The soft-touch parent
You are forever writing excuse notes for your child. You often allow a lie-in during the week because your child is tired. When I get the note saying a student could not do the homework at the weekend because of camping or visiting cousins, I feel like writing one back asking if the child also had too little time to play on their phone or watch TV. You sometimes do your child’s homework, so you might as well know that I know.
Taskmaster
Strict, very strict. Your child only socialises on very rare occasions. There is always homework or study to do, and even if there isn’t, there is some way of helping around the house. It’s “all play and no work makes Jack a bold boy”, and so you err excessively on the side of caution but at immeasurable cost to your child’s social integration, and probably happiness too.
You feel that the normal weekly quota of homework lets your child off far too lightly.
The hands-off parent
Whether I see you at school events or not is entirely dependent on the many variables that influence your approach to parenting.
You might be harder to pin down than most parents, but you can be more effective than you are given credit for, and I often find you open to, and grateful for, advice on how to best help your child do well at school.
Of course, among you there are also those who are hands-off in the extreme and therefore guilty of wilfully neglecting your children.
This style may seem normal to you, but for me observing your child in the mix of up to 30 others, the lack of nurturing is painfully obvious. And the others notice, too.
The omnipresent parent
You are the one I meet in the secretary’s office when I go in to phone you about some misdemeanour. I know you are worn out being called into school for one reason or another.
Your child tops the poll of skilled duckers and divers, those who rarely attend class, so your presence is inversely proportionate to your child’s. You are attentive and resilient and will clearly do whatever your child needs, and we always hope that you get plenty from your child in return, even if not in terms of school co-operation.
‘In my day’ parent
Very definitely on the decrease, despite people starting families later in life. Many of you remember growing up with your parents saying how things were different when they were children.
You yourselves are actively embracing and enjoying the everyday luxuries your children grow up with, so you don’t dwell on how things used to be now that the present is so much better.
Luke Skywalker/Darth Vader
Boundaries change all the time, depending on your own mood. You have different rules for different children.
However well-intentioned, and indeed perhaps even justified, this is a dangerous approach and can be very difficult to defend. It’s very hard for anyone to know where they stand with you. This makes reporting on a student’s progress very challenging.
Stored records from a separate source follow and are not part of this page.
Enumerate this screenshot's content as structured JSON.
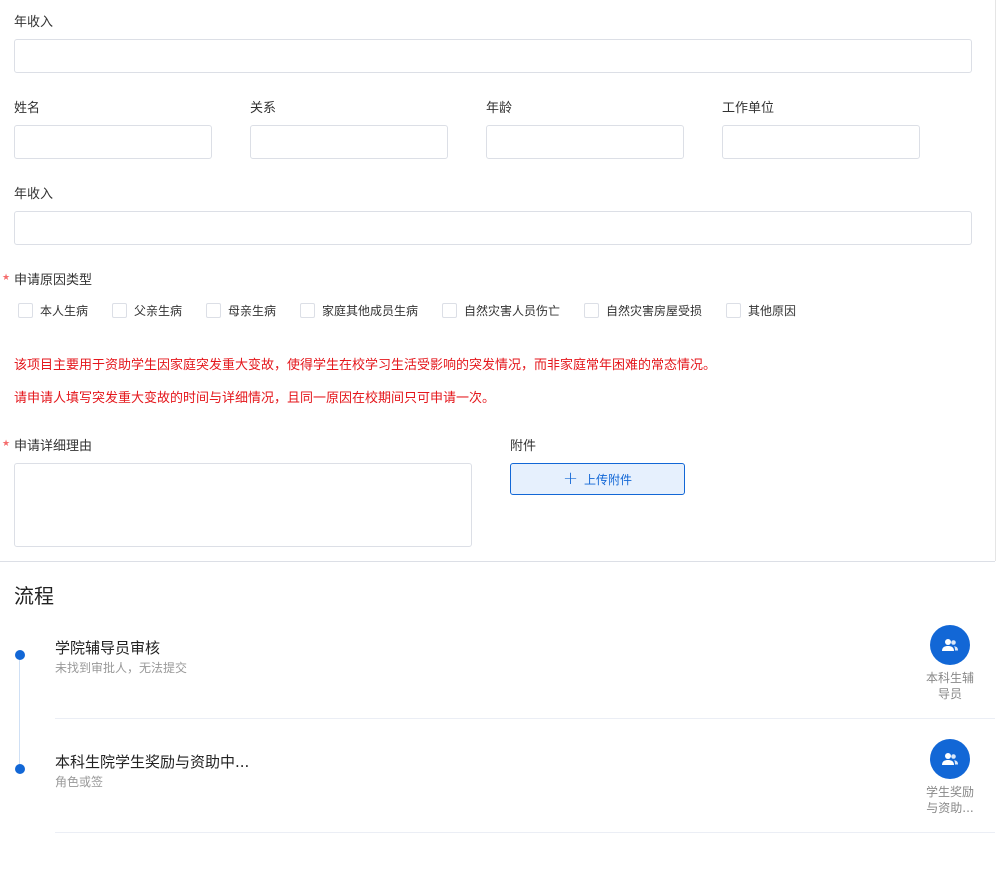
{
  "form": {
    "annual_income_label_1": "年收入",
    "member": {
      "name_label": "姓名",
      "relation_label": "关系",
      "age_label": "年龄",
      "work_unit_label": "工作单位"
    },
    "annual_income_label_2": "年收入",
    "reason_type": {
      "required_mark": "★",
      "label": "申请原因类型",
      "options": [
        "本人生病",
        "父亲生病",
        "母亲生病",
        "家庭其他成员生病",
        "自然灾害人员伤亡",
        "自然灾害房屋受损",
        "其他原因"
      ]
    },
    "notes": [
      "该项目主要用于资助学生因家庭突发重大变故，使得学生在校学习生活受影响的突发情况，而非家庭常年困难的常态情况。",
      "请申请人填写突发重大变故的时间与详细情况，且同一原因在校期间只可申请一次。"
    ],
    "detail_reason": {
      "required_mark": "★",
      "label": "申请详细理由"
    },
    "attachment": {
      "label": "附件",
      "upload_plus": "+",
      "upload_label": "上传附件"
    }
  },
  "flow": {
    "title": "流程",
    "steps": [
      {
        "title": "学院辅导员审核",
        "subtitle": "未找到审批人，无法提交",
        "approver_line1": "本科生辅",
        "approver_line2": "导员"
      },
      {
        "title": "本科生院学生奖励与资助中...",
        "subtitle": "角色或签",
        "approver_line1": "学生奖励",
        "approver_line2": "与资助..."
      }
    ]
  },
  "colors": {
    "accent": "#1267d6",
    "warning_text": "#e4161b",
    "required_star": "#f56c6c",
    "border": "#dcdfe6"
  },
  "icons": {
    "upload": "plus-icon",
    "approver": "user-group-icon"
  }
}
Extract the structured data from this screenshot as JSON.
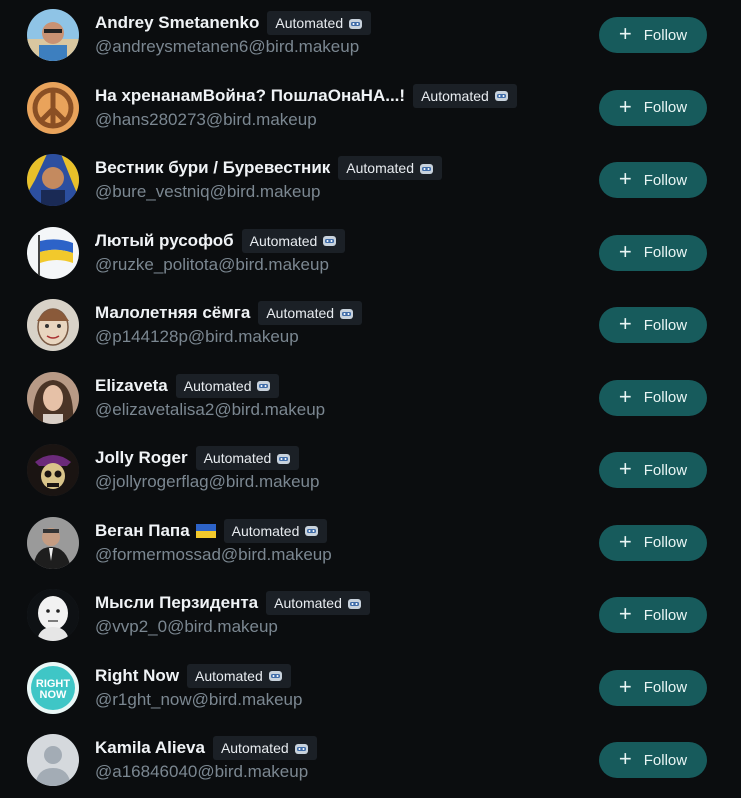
{
  "badge_label": "Automated",
  "follow_label": "Follow",
  "users": [
    {
      "name": "Andrey Smetanenko",
      "handle": "@andreysmetanen6@bird.makeup",
      "avatar": "beach-portrait"
    },
    {
      "name": "На хренанамВойна? ПошлаОнаНА...!",
      "handle": "@hans280273@bird.makeup",
      "avatar": "peace-sign"
    },
    {
      "name": "Вестник бури / Буревестник",
      "handle": "@bure_vestniq@bird.makeup",
      "avatar": "painted-portrait"
    },
    {
      "name": "Лютый русофоб",
      "handle": "@ruzke_politota@bird.makeup",
      "avatar": "ukraine-flag"
    },
    {
      "name": "Малолетняя сёмга",
      "handle": "@p144128p@bird.makeup",
      "avatar": "drawn-face"
    },
    {
      "name": "Elizaveta",
      "handle": "@elizavetalisa2@bird.makeup",
      "avatar": "woman-portrait"
    },
    {
      "name": "Jolly Roger",
      "handle": "@jollyrogerflag@bird.makeup",
      "avatar": "pirate-skull"
    },
    {
      "name": "Веган Папа",
      "handle": "@formermossad@bird.makeup",
      "avatar": "man-in-suit",
      "flag": "ukraine"
    },
    {
      "name": "Мысли Перзидента",
      "handle": "@vvp2_0@bird.makeup",
      "avatar": "cartoon-head"
    },
    {
      "name": "Right Now",
      "handle": "@r1ght_now@bird.makeup",
      "avatar": "right-now-logo",
      "logo_text": [
        "RIGHT",
        "NOW"
      ]
    },
    {
      "name": "Kamila Alieva",
      "handle": "@a16846040@bird.makeup",
      "avatar": "default-user"
    }
  ],
  "colors": {
    "background": "#0b0d0f",
    "follow_button": "#175b5c",
    "badge_bg": "#1b2026",
    "handle_text": "#7b8791"
  }
}
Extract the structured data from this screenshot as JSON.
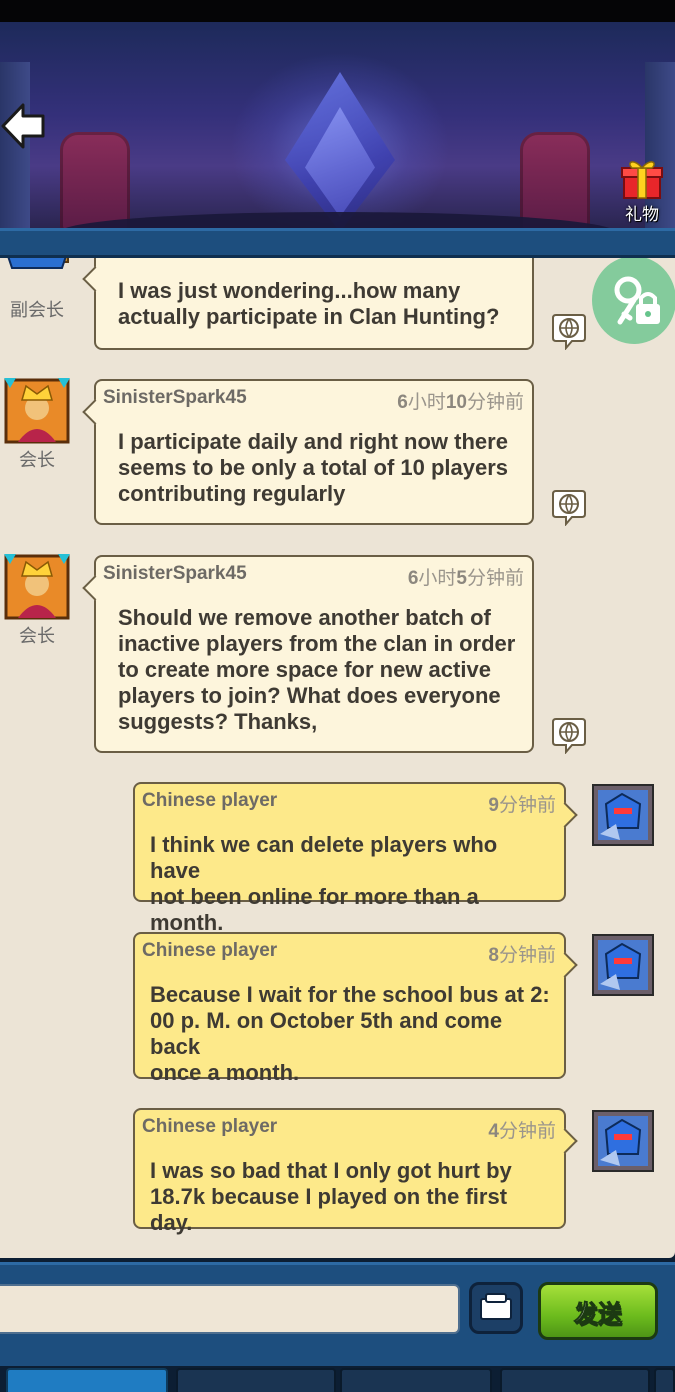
{
  "header": {
    "back_icon": "back-arrow-icon",
    "gift_label": "礼物",
    "gift_icon": "gift-box-icon"
  },
  "messages": [
    {
      "side": "left",
      "rank": "副会长",
      "rank_badge": "2",
      "text_lines": [
        "I was just wondering...how many",
        "actually participate in Clan Hunting?"
      ]
    },
    {
      "side": "left",
      "name": "SinisterSpark45",
      "time_prefix": "6",
      "time_mid": "小时",
      "time_num2": "10",
      "time_suffix": "分钟前",
      "rank": "会长",
      "text_lines": [
        "I participate daily and right now there",
        "seems to be only a total of 10 players",
        "contributing regularly"
      ]
    },
    {
      "side": "left",
      "name": "SinisterSpark45",
      "time_prefix": "6",
      "time_mid": "小时",
      "time_num2": "5",
      "time_suffix": "分钟前",
      "rank": "会长",
      "text_lines": [
        "Should we remove another batch of",
        "inactive players from the clan in order",
        "to create more space for new active",
        "players to join? What does everyone",
        "suggests? Thanks,"
      ]
    },
    {
      "side": "right",
      "name": "Chinese player",
      "time_num": "9",
      "time_suffix": "分钟前",
      "text_lines": [
        "I think we can delete players who have",
        "not been online for more than a month."
      ]
    },
    {
      "side": "right",
      "name": "Chinese player",
      "time_num": "8",
      "time_suffix": "分钟前",
      "text_lines": [
        "Because I wait for the school bus at 2:",
        "00 p. M. on October 5th and come back",
        "once a month."
      ]
    },
    {
      "side": "right",
      "name": "Chinese player",
      "time_num": "4",
      "time_suffix": "分钟前",
      "text_lines": [
        "I was so bad that I only got hurt by",
        "18.7k because I played on the first day."
      ]
    }
  ],
  "input": {
    "value": "",
    "send_label": "发送"
  },
  "colors": {
    "chat_bg": "#ece4d6",
    "bubble_left": "#fdf5dc",
    "bubble_right": "#fde98a",
    "bar_blue": "#1d4e7e",
    "send_green": "#6cbb1d"
  }
}
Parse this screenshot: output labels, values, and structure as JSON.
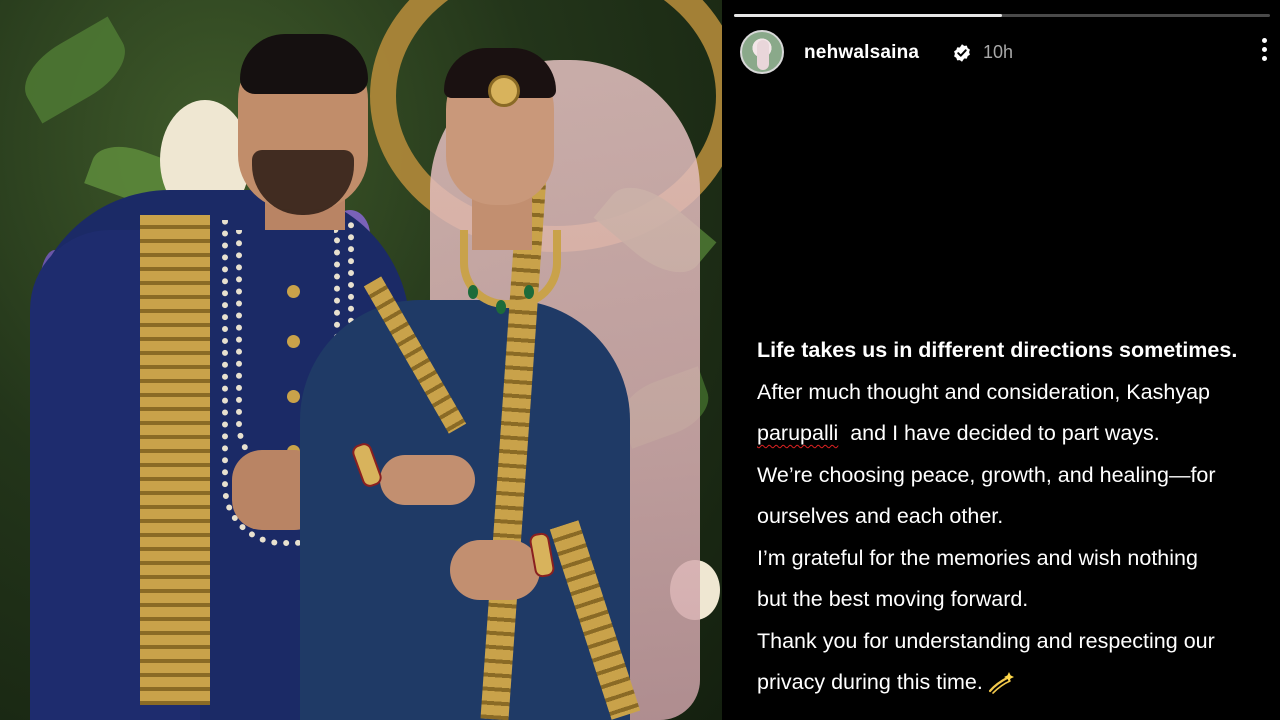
{
  "story": {
    "username": "nehwalsaina",
    "time": "10h",
    "progress": 0.5,
    "caption": {
      "line1": "Life takes us in different directions sometimes.",
      "line2": "After much thought and consideration, Kashyap",
      "line3_name": "parupalli",
      "line3_rest": "  and I have decided to part ways.",
      "line4": "We’re choosing peace, growth, and healing—for",
      "line5": "ourselves and each other.",
      "line6": "I’m grateful for the memories and wish nothing",
      "line7": "but the best moving forward.",
      "line8": "Thank you for understanding and respecting our",
      "line9": "privacy during this time."
    },
    "icons": {
      "verified": "verified-badge-icon",
      "more": "more-options-icon",
      "emoji": "dizzy-sparkle-emoji"
    }
  },
  "colors": {
    "background": "#000000",
    "text": "#ffffff",
    "muted": "#a8a8a8",
    "verified": "#ffffff"
  }
}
While I might know I must brace myself for your admonishment, will it be “go easier on him”, or “clamp down harder”? When I am dealing with you, the force certainly needs to be with me.
Sports official
Plenty of sub-categories here. Those of you with a lifeguard approach stay well back to observe. At an event you’ll be the one approaching me with raffle tickets – you have reason enough to be on site but are tactful enough not to be mixing with the kids.
If you’re a referee parent, you want to observe your child but at the same time allow some very limited and calculated leeway in terms of living dangerously. You’ll be inside the school hall distributing the programmes and staying on to keep an eye on things and help maintain order (your other eye will be firmly on your child).
The key to these styles is establishing a position on the sidelines of your child’s life. Your child will be given some space but you won’t be far away if needed.
Mamma Mia, here I go again
At the school play you will be backstage having the craic and applying the make-up or altering costumes – and if someone is needed on stage, you are a safe bet.
At matches, you roar on the sidelines, and give the opposition backroom team tips on where they went wrong. You are the first to arrive and the last to leave school events. You are so hands-on that the parent-child gap is negligible. You think you are part of the gang and are practically reliving your own adolescence by shadowing your child’s.
You want to witness your child’s first real drink, and you let the boyfriend or girlfriend stay over. “The best way to know what my child is up to is to be there when it happens,” is your mantra – so your child’s life is lived out right under your nose.
Social networking
You are a discreetly ubiquitous parent. You have sussed out a way of always being in the know without ever being in the way. You are a master networker, and have established direct access to your child’s friends and their parents while being careful not to cramp your child’s style in the process.
You will host gatherings, offer to drop off or pick up a group, or go back for an item someone has forgotten. You are the parent that all the other kids wish they had. When everyone else is raving about how cool you are, this invariably has an impact on your child’s impression of you. This is truly inspired parenting.
Overall, it isn’t your parenting hat that defined you in my eyes. In the four lessons per week I have with most of my students, I learn everything I need to know about their parents.
I see whether they are well-looked-after or not. I know whether they are getting enough sleep. Some children’s school days are a litany of lost or forgotten books and copybooks and undone or half-done homework.
Patterns become established very quickly over four class periods per week, and it is those patterns that form my impression of you.